Diagnostic questions
- Tennis balls come in cans of four balls. How many tennis balls will I have if I buy:
a. 2 cans? b. 5 cans? c. 10 cans? d. 8 cans? - Ask the student the questions below, telling them to say the number that comes into their head:
a. 2 x 6 e. 7 x 7
b. 5 x 8 f. 9 x 2
c. 10 x 3 g. 6 x 2
d. 8 x 4
What to notice in the student’s response
Does the student use their knowledge of basic facts to solve the tennis ball problems?
Do they use basic fact knowledge for some of the tennis ball questions but use another strategy for others?
Can a student who knows their two times table solve 6 x 2 as easily as 2 x 6?
Note: If the student has not mastered the two, five, and ten times tables, use the ALiM resource to develop the basic facts required for stage 5.
Deliberate acts of teaching
Materials
- Long strips of paper
- Materials for contextual problems to demonstrate doubling sets
- Blank Grids (Number and Algebra, level 3)
- Four in a Row Multiplication (Material master 6-6a) (PDF, 92KB)
The best way for a student to learn new information is to link it to something that they already know.
Start by showing the student the 10 x 10 times tables grid and make sure that they are familiar with the concept of commutativity. Highlight on the grid the times table facts that the student has already mastered and use these to show them related times table facts. For example, if the student knows that 2 x 8 = 16, point out that they also know 8 x 2.
Seeing Double
Review the 2 times table as “doubles”. For example, 2 x 6 is the same as double 6.
Introduce the 4 times table as doubles of the 2 times table. Use materials to demonstrate that two groups of seven and four groups of seven are halves or doubles of each other.
Create four number line strips (A–D), marking 10 equally spaced points on each one.
Ask the student to write out the 1 times table on line A, using the numbers 1–10, and to write out the 2 times table on line B, using the numbers 2–20.
Position line B under line A and discuss why the numbers on line B are the double of the corresponding numbers on line A.
Ask the student to write out the 4 times table on line C, using the numbers 4–40, and to write out the 8 times table on line D, using the numbers 8–80.
Position line C under line B and show the student that the numbers on line C can be found by doubling each number on line B.

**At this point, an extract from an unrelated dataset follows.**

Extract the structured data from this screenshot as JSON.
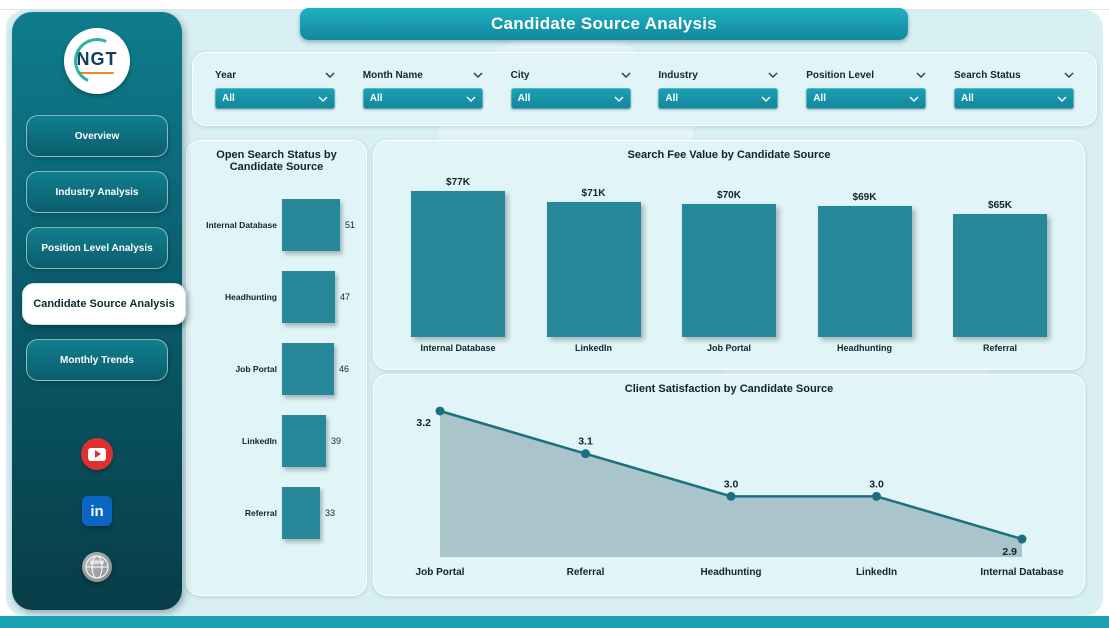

Give the student flashcards with the 4 times table on them and provide time for practice.
Position line D under line C and show that the numbers on line D can be found by doubling each number on line C. Emphasise that if the student knows their 4 times table, they can use it to find the 8 times table. Give the student flashcards with the 8 times table on them and provide time for practice.
Extend the activity by working on the 3 times table. Use number strips to demonstrate that numbers on the 6 times table are doubles of the corresponding numbers on the 3 times table.
What to do next if the student is stuck
Keep the pace slow. Continue to emphasise links to the student’s prior knowledge. Use arrays in place of number lines.
Initiating home-based activities
Give the student doubling tasks by giving them a list of objects and their prices and asking them to find the cost of two, four, and eight of each item.
Next teaching steps back in the classroom
Use problem-solving activities that require doubling. Target independent learning based on the multiplication set that the student is working on.